TRÉSOR DE PEINTURE # 14

🇫🇷 🇦🇹 🇬🇧

Bartholomeus Spranger (1546–1611), Mars, Vénus et Cupidon
Huile sur toile, Inv. n°67
Schloss Eggenberg & Alte Galerie, Graz © UMJ / N. Lackner

Note : 5 sur 5.

Texte : Ulrich Becker, conservateur des collections d’histoire culturelle, Universalmuseum Joanneum, Graz.

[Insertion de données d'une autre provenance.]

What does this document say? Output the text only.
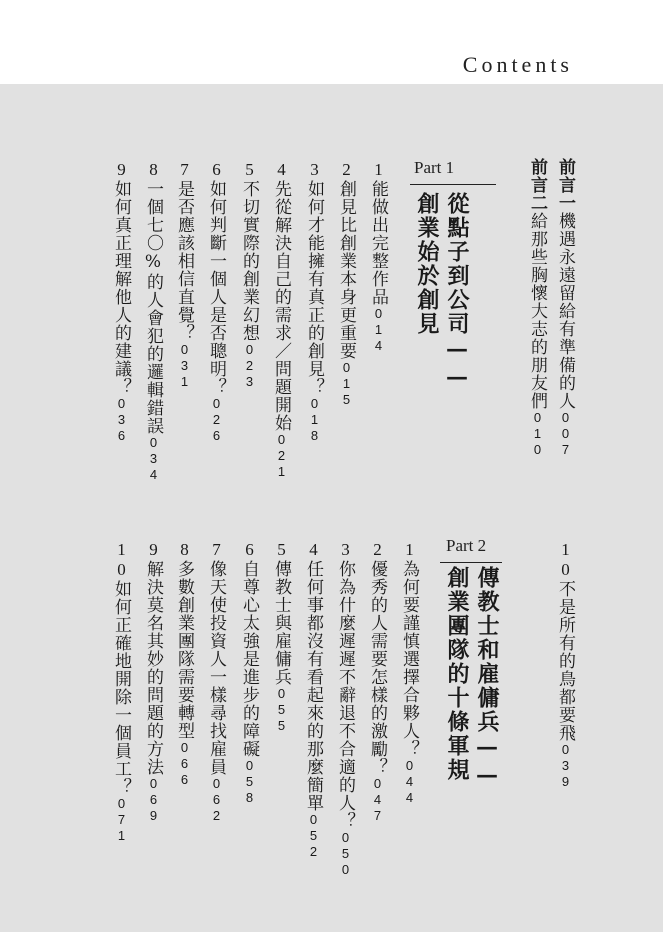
Contents
前言一機遇永遠留給有準備的人007
前言二給那些胸懷大志的朋友們010
Part 1
從點子到公司——
創業始於創見
1能做出完整作品014
2創見比創業本身更重要015
3如何才能擁有真正的創見？018
4先從解決自己的需求／問題開始021
5不切實際的創業幻想023
6如何判斷一個人是否聰明？026
7是否應該相信直覺？031
8一個七〇%的人會犯的邏輯錯誤034
9如何真正理解他人的建議？036
10不是所有的鳥都要飛039
Part 2
傳教士和雇傭兵——
創業團隊的十條軍規
1為何要謹慎選擇合夥人？044
2優秀的人需要怎樣的激勵？047
3你為什麼遲遲不辭退不合適的人？050
4任何事都沒有看起來的那麼簡單052
5傳教士與雇傭兵055
6自尊心太強是進步的障礙058
7像天使投資人一樣尋找雇員062
8多數創業團隊需要轉型066
9解決莫名其妙的問題的方法069
10如何正確地開除一個員工？071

Il n’y a rien de plus typique dans l’art de la Renaissance que le monde des dieux et des héros de l’Antiquité. L’Italie est la terre de la culture antique par excellence. La découverte de statues romaines y fait sensation ; les princes, les prélats et les patriciens s’y font collectionneurs. La Renaissance se diffuse également plus au nord. De là, des hordes d’artistes se dirigent vers l’Italie pour y perfectionner leurs savoir-faire. Comme jamais auparavant, l’art sert à transmettre les idées complexes des plus grands esprits de l’époque. Pour ce faire, les figures de l’ancien monde sont idéales. Ainsi, plus le propos d’une œuvre d’art sera compliqué, plus elle sera appréciée. Des programmes aussi complexes donnent l’opportunité aux artistes et aux commanditaires d’étaler leur éducation soignée et leurs compétences. Les scènes érotiques garantissent un succès particulier. Elles flattent l’œil du connaisseur. Aussi, les peintres usent-ils souvent de thèmes classiques pour prouver leur talent, à travers des études de nus très sophistiquées.
Sous le règne de l’empereur Rodolphe II (1576-1612), la cour des Habsbourg, installée à Prague, devient l’un des principaux centres de l’art de la Renaissance tardive. Le peintre de cour est alors l’artiste flamand Bartolomeus Spranger. Son travail témoigne d’un penchant pour le raffinement, pour les belles manières. C’est de là que vient le terme de maniérisme. L’union de Mars et Vénus n’est pas seulement un exemple d’érotisme mythologique, mais aussi de l’ambivalence de la nature humaine, qui parvient toujours à trouver une unité harmonieuse, quelles que soient les circonstances. Harmonie, c’est justement le nom de l’enfant qui nait de la relation entre les deux divinités. Derrière cela se dissimule une allégorie de la paix : l’amour triomphe de la guerre ; Cupidon est plus fort que les armes de Mars. Mais malgré cette présentation subtile, les contemporains ne se laissent pas tromper par ce que cache l’union de Mars et Vénus : ils sont bien conscients que c’est Mars, et pas Cupidon, qui mène les hommes. Autour des années 1600, l’Europe est traversée par des guerres qui paraissent sans fin, des conflits religieux et des luttes pour le pouvoir. Dans ces circonstances, le triomphe de l’amour n’est qu’une lointaine chimère.